Closed snomos closed 8 years ago
Note that the set of characters considered part of legal words varies a bit from language to language. E.g. is colon ":" not part of words in English, Danish and Norwegian (and presumably Greenlandic), whereas it could or could not be a part of a legal word in Swedish, Finnish and the Sámi languages, where it is used as a separator between a stem and inflectional endings for acronyms, digits etc:
CD:s (from SME), TV:n (swe)
For these languages it is not a part of the word if it is the last char in the word - in that case it could be an indication of direct speech coming next, just as in e.g. Danish.
Fixed in latest versions, http://apertium.projectjj.com/spellers/ Btw, the 2015.292.177 part is an absolute timestamp, with minute precision.

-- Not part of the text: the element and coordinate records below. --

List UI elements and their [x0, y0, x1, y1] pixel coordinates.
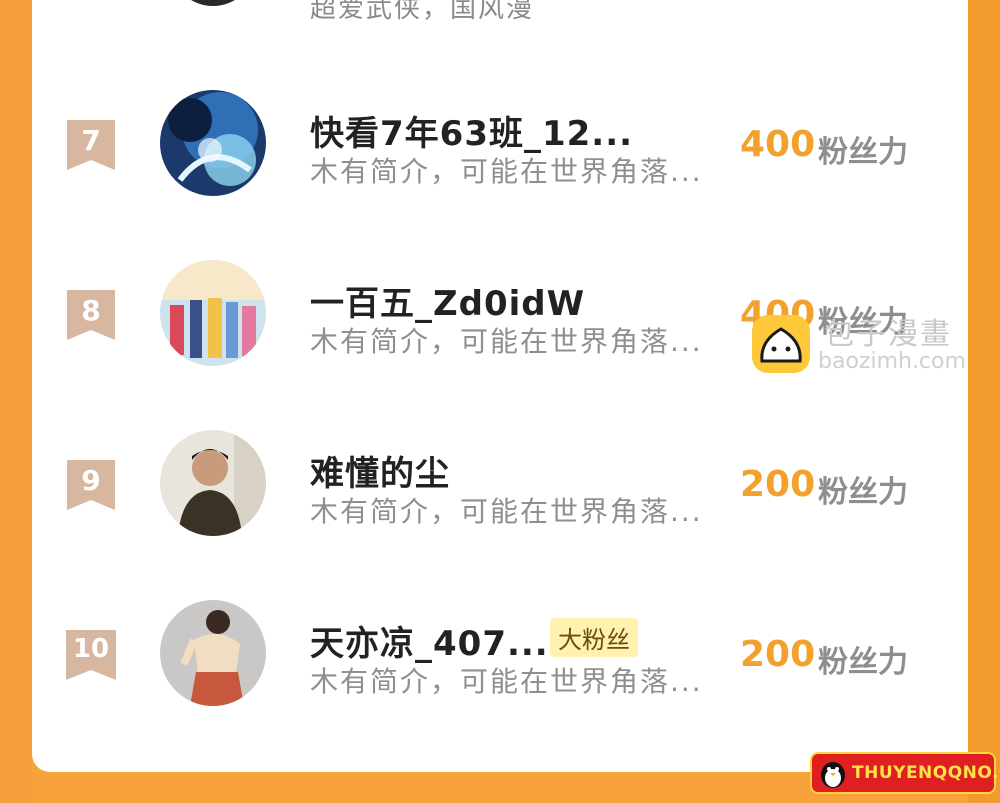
- user-description: 超爱武侠，国风漫: [310, 0, 535, 24]
- user-name[interactable]: 难懂的尘: [310, 446, 450, 495]
- user-name[interactable]: 快看7年63班_12...: [310, 106, 633, 155]
- avatar[interactable]: [160, 0, 266, 16]
- watermark-title: 包子漫畫: [824, 317, 952, 352]
- fan-power-unit: 粉丝力: [818, 475, 908, 510]
- avatar[interactable]: [160, 90, 266, 196]
- rank-badge: 9: [67, 460, 115, 510]
- avatar-partial[interactable]: [160, 0, 266, 16]
- watermark: 包子漫畫 baozimh.com: [752, 305, 992, 380]
- bun-icon: [752, 315, 810, 373]
- user-name[interactable]: 天亦凉_407...: [310, 616, 549, 665]
- fan-power-value: 200: [740, 464, 816, 505]
- user-description: 木有简介，可能在世界角落...: [310, 495, 703, 528]
- user-description: 木有简介，可能在世界角落...: [310, 325, 703, 358]
- list-item[interactable]: 7 快看7年63班_12... 木有简介，可能在世界角落... 400 粉丝力: [0, 90, 1000, 200]
- site-tag-text: THUYENQQNO.COM: [852, 763, 1000, 783]
- fan-power-unit: 粉丝力: [818, 645, 908, 680]
- site-tag: THUYENQQNO.COM: [810, 752, 1000, 794]
- rank-badge: 10: [66, 630, 116, 680]
- fan-power-value: 400: [740, 124, 816, 165]
- avatar[interactable]: [160, 260, 266, 366]
- fan-power-unit: 粉丝力: [818, 135, 908, 170]
- big-fan-badge: 大粉丝: [550, 618, 638, 657]
- watermark-url: baozimh.com: [818, 349, 966, 374]
- user-description: 木有简介，可能在世界角落...: [310, 665, 703, 698]
- list-item[interactable]: 9 难懂的尘 木有简介，可能在世界角落... 200 粉丝力: [0, 430, 1000, 540]
- user-name[interactable]: 一百五_Zd0idW: [310, 276, 585, 325]
- user-description: 木有简介，可能在世界角落...: [310, 155, 703, 188]
- list-item[interactable]: 10 天亦凉_407... 大粉丝 木有简介，可能在世界角落... 200 粉丝…: [0, 600, 1000, 710]
- rank-badge: 8: [67, 290, 115, 340]
- penguin-icon: [821, 762, 845, 788]
- avatar[interactable]: [160, 430, 266, 536]
- avatar[interactable]: [160, 600, 266, 706]
- fan-power-value: 200: [740, 634, 816, 675]
- rank-badge: 7: [67, 120, 115, 170]
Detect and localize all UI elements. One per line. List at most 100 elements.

The concern about which characters are legal where, is already part of the algorithm. The verbatim input is always tested first, before any manipulation to find a valid form is attempted.
Whether MS Word cares about it is another matter. I have no control whatsoever over what MS Word decides to send to the speller as a token, nor can I inspect the context of a given token. I get what I get, and I better be happy with it.

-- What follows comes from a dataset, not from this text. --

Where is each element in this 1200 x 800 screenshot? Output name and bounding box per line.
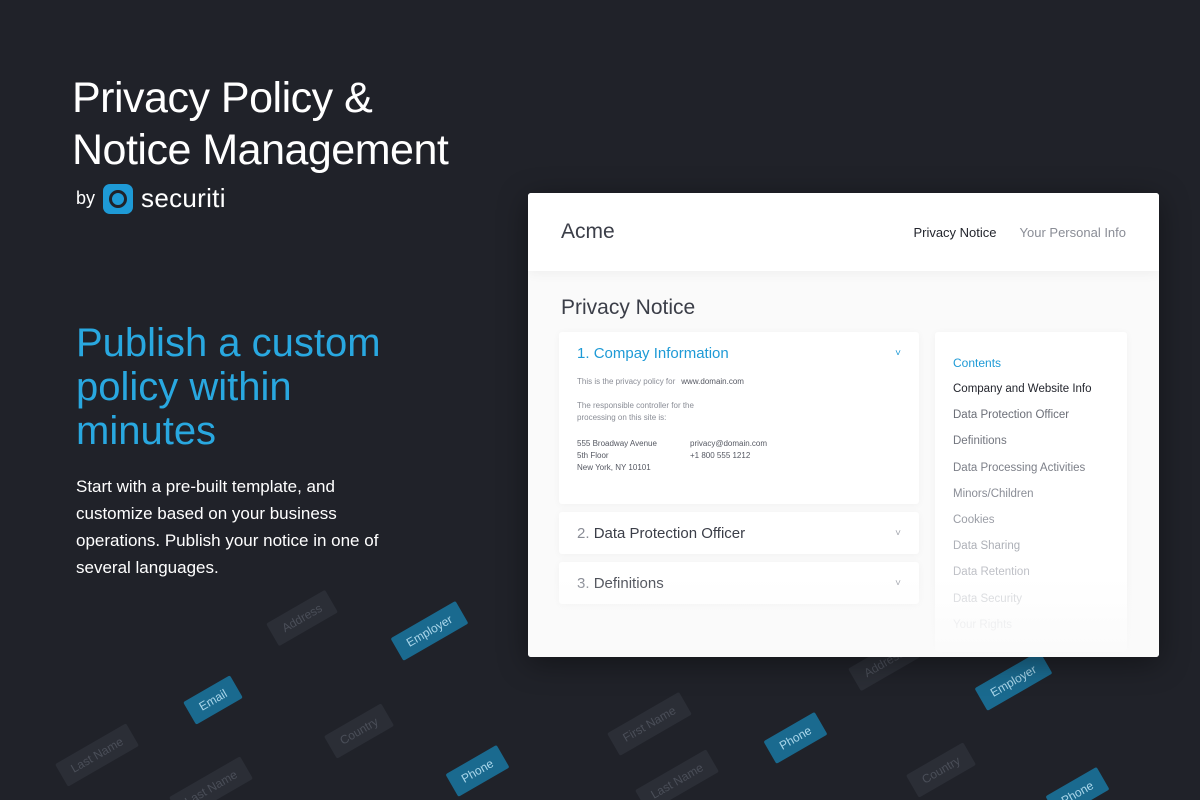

It seems that MS Word is still confused, at least the latest nightly build is still giving red underlines under these characters. MS Office 2010, 13, 16, Win7, 8, 10.
There was an issue with trailing non-alphanumerics, fixed in latest builds.
My test text for sme: –Finnmárkku– (báhppa) () [vákten láhkai] vákten ládjii vákten ládje Finnmárkkubáhppa –artistta guovttis– artisttaguovttis Innst. O. Nr CD:s
yielding:
The following text will trigger a red underline in MS Word using the SME speller (version: Divvun-sme-2015.292.177.msi, 2015-10-19, 02:57):
– Fertejit čielga njuolggadusat
The words are accepted, but not the initial EN DASH.